The Senate’s top Democrat also said Trump should be given “fake” intelligence briefings.
“It’s obvious he doesn’t know what he’s talking about. It’s obvious he can’t control his mind or his tongue. And what I’ve suggested is now, because he’s the nominee for the party, and he’s entitled to briefings from the CIA for example, I said publicly give him fake briefings,” Reid said. “It means they’ll tell him stuff, he won’t know the difference.”
Reid noted that he has attended briefings similar to the ones each nominee is set to receive and said he thinks the CIA knows that Trump will be a danger to the nation.
Trump said Russian hackers should be enlisted to find the 33,000 emails missing from Clinton’s private email server.

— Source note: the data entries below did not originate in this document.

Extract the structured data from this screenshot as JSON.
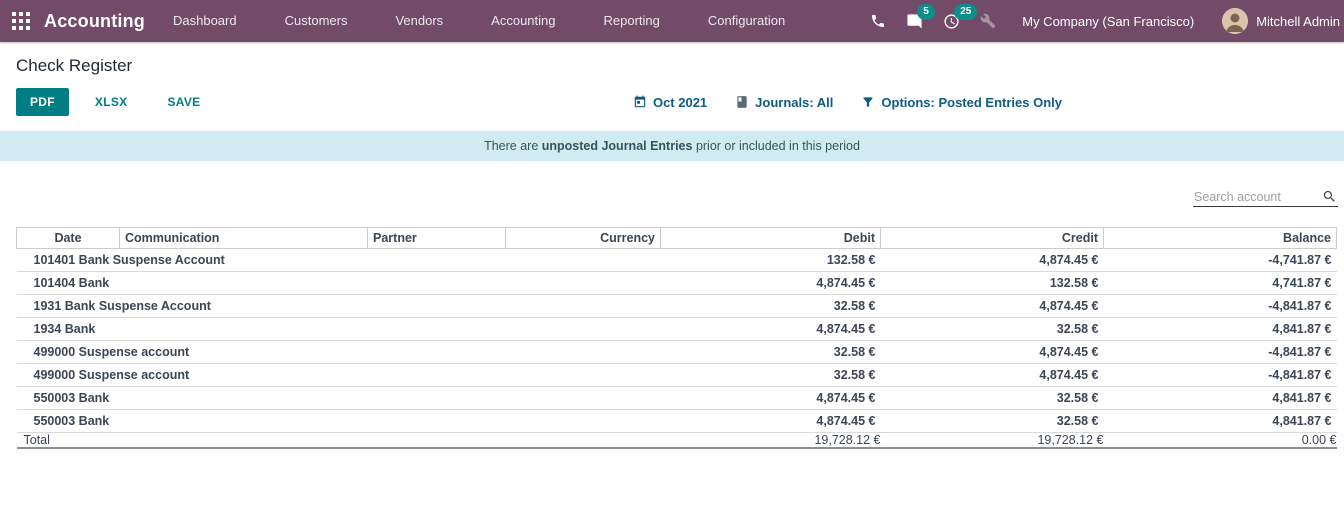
{
  "colors": {
    "navbar": "#714B67",
    "accent": "#017e84",
    "badge": "#0c8e8a",
    "filter_link": "#0d5c84",
    "banner_bg": "#d1ecf1"
  },
  "navbar": {
    "brand": "Accounting",
    "menu": [
      {
        "label": "Dashboard"
      },
      {
        "label": "Customers"
      },
      {
        "label": "Vendors"
      },
      {
        "label": "Accounting"
      },
      {
        "label": "Reporting"
      },
      {
        "label": "Configuration"
      }
    ],
    "messages_badge": "5",
    "activities_badge": "25",
    "company": "My Company (San Francisco)",
    "user": "Mitchell Admin",
    "icons": [
      "apps-grid",
      "phone",
      "messages",
      "activities",
      "tools",
      "avatar"
    ]
  },
  "page": {
    "title": "Check Register"
  },
  "toolbar": {
    "pdf": "PDF",
    "xlsx": "XLSX",
    "save": "SAVE"
  },
  "filters": [
    {
      "icon": "calendar",
      "label": "Oct 2021"
    },
    {
      "icon": "journal-book",
      "label": "Journals: All"
    },
    {
      "icon": "funnel",
      "label": "Options: Posted Entries Only"
    }
  ],
  "banner": {
    "prefix": "There are ",
    "bold": "unposted Journal Entries",
    "suffix": " prior or included in this period"
  },
  "search": {
    "placeholder": "Search account",
    "icon": "magnifier"
  },
  "table": {
    "columns": [
      {
        "label": "Date",
        "align": "center"
      },
      {
        "label": "Communication",
        "align": "left"
      },
      {
        "label": "Partner",
        "align": "left"
      },
      {
        "label": "Currency",
        "align": "right"
      },
      {
        "label": "Debit",
        "align": "right"
      },
      {
        "label": "Credit",
        "align": "right"
      },
      {
        "label": "Balance",
        "align": "right"
      }
    ],
    "rows": [
      {
        "account": "101401 Bank Suspense Account",
        "debit": "132.58 €",
        "credit": "4,874.45 €",
        "balance": "-4,741.87 €"
      },
      {
        "account": "101404 Bank",
        "debit": "4,874.45 €",
        "credit": "132.58 €",
        "balance": "4,741.87 €"
      },
      {
        "account": "1931 Bank Suspense Account",
        "debit": "32.58 €",
        "credit": "4,874.45 €",
        "balance": "-4,841.87 €"
      },
      {
        "account": "1934 Bank",
        "debit": "4,874.45 €",
        "credit": "32.58 €",
        "balance": "4,841.87 €"
      },
      {
        "account": "499000 Suspense account",
        "debit": "32.58 €",
        "credit": "4,874.45 €",
        "balance": "-4,841.87 €"
      },
      {
        "account": "499000 Suspense account",
        "debit": "32.58 €",
        "credit": "4,874.45 €",
        "balance": "-4,841.87 €"
      },
      {
        "account": "550003 Bank",
        "debit": "4,874.45 €",
        "credit": "32.58 €",
        "balance": "4,841.87 €"
      },
      {
        "account": "550003 Bank",
        "debit": "4,874.45 €",
        "credit": "32.58 €",
        "balance": "4,841.87 €"
      }
    ],
    "total": {
      "label": "Total",
      "debit": "19,728.12 €",
      "credit": "19,728.12 €",
      "balance": "0.00 €"
    }
  }
}
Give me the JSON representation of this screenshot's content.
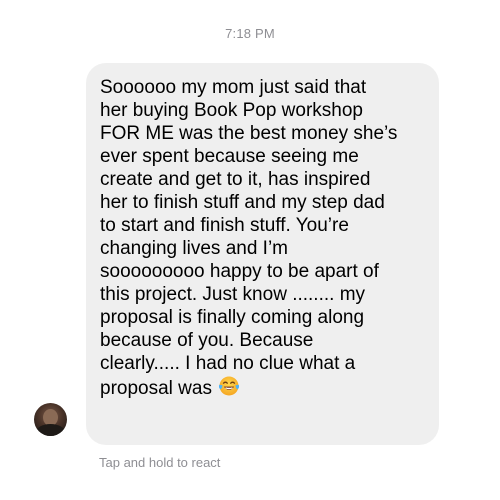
{
  "thread": {
    "timestamp": "7:18 PM",
    "react_hint": "Tap and hold to react"
  },
  "message": {
    "lines": [
      "Soooooo my mom just said that",
      "her buying Book Pop workshop",
      "FOR ME was the best money she’s",
      "ever spent because seeing me",
      "create and get to it, has inspired",
      "her to finish stuff and my step dad",
      "to start and finish stuff. You’re",
      "changing lives and I’m",
      "sooooooooo happy to be apart of",
      "this project. Just know ........ my",
      "proposal is finally coming along",
      "because of you. Because",
      "clearly..... I had no clue what a",
      "proposal was"
    ],
    "emoji": "face-with-tears-of-joy-icon",
    "bubble_color": "#efefef"
  },
  "sender": {
    "avatar": "avatar"
  },
  "colors": {
    "meta_text": "#8e8e93",
    "message_text": "#000000"
  }
}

Trump’s comments Wednesday whipped up a furious response, but he told Fox News Thursday that he was “being sarcastic” and didn’t mean it.
Reid, who is retiring at the end of his term, also said he would likely return to practicing law after he finishes his run in the Senate. Reid has been known for his sharp jabs at opponents throughout his tenure, but he also addressed the divide inside his own party which has been on display throughout the week in Philadelphia.
“I can still be a lawyer, I can still do some good things,” Reid said. “I have a lot of offers from a lot of different people.”
But he ruled out working in a Clinton administration or becoming a lobbyist.
“Rather than be a lobbyist I’d rather be taken to Singapore and caned. I like lobbyists, but I’m not going to be one,” he said.
Reid, who has often acted as an intermediary between Bernie Sanders and the Democratic establishment, was critical of the Democratic National Committee after the emails leaked at the beginning of the week rocked the convention.
Reid said that DNC Chairwoman Debbie Wasserman Schultz should have resigned “at least six weeks before she did.”
“A lot of people who were running the DNC were not fans of Bernie. And I think that one of the difficult things we have whenever we have a primary election, is the party should be fair,” Reid told CNN. “It would be better if Bernie were treated a little better by the people that run the DNC.”
But Reid also played down protests from angry Sanders delegates, including Tuesday’s walkout from the arena after Clinton secured the nomination.
“I was concerned three days ago when I learned some of the Bernie people walked out of the convention,” Reid said. “But I checked it out, there’s less than a hundred. There’s thousands and thousands of people in this great arena. Bernie has done a good job of telling his supporters, look, it’s more important that we beat Donald trump than continue this battle.”
Reid told CNN earlier this year that he admired Trump’s unpredictable style and that he sometimes reminded him of himself. But on Thursday he said a few months had passed since he praised Trump and “during that time he’s made a complete fool of himself.”
“I was always hoping Donald Trump would win. So I was trying to not consider him the fool he’s turned out to be in the primary. So I’m glad he won the primary,” he said.
The top Senate Democrat broke with President Barack Obama on their party’s message about Trump. In his Wednesday night speech Obama suggested that Trump’s vision isn’t the Republican Party’s.
Reid said he “disagreed” with Obama and told CNN: “I think (Trump) represents the modern Republican Party … they’ve created Donald Trump.”
Asked about Florida Democratic Rep. Alan Grayson, who is running for Senate and is facing a firestorm after Politico reported earlier this week that his ex-wife reported him to law enforcement for domestic abuse incidents, Reid didn’t mince words.
“All I say is, ‘I told you so.’ That guy is a loose cannon,” Reid said. Earlier this year, he called for Grayson to drop out of the primary race against Rep. Patrick Murphy because of reports he inappropriately ran his hedge fund while serving in Congress.
On the latest reports, Reid said: “You can’t have a person running for Senate who whacks his wife around.”
Asked if he won in the primary whether Democrats would back him, Reid said: “There’s not a chance in hell that he’s going to win the primary.”
As he approaches his final months of a long career in the Senate, Reid said: “I’m not an emotional guy.”
He didn’t originally plan to step down after this year, but a severe accident that caused him to lose the vision in one eye changed his political plans.
“It’s not something I want to do. It’s something I have to do. I was injured and I can’t do another campaign. I have no regrets about my legislation, other than having voted for the Iraq War,” Reid said.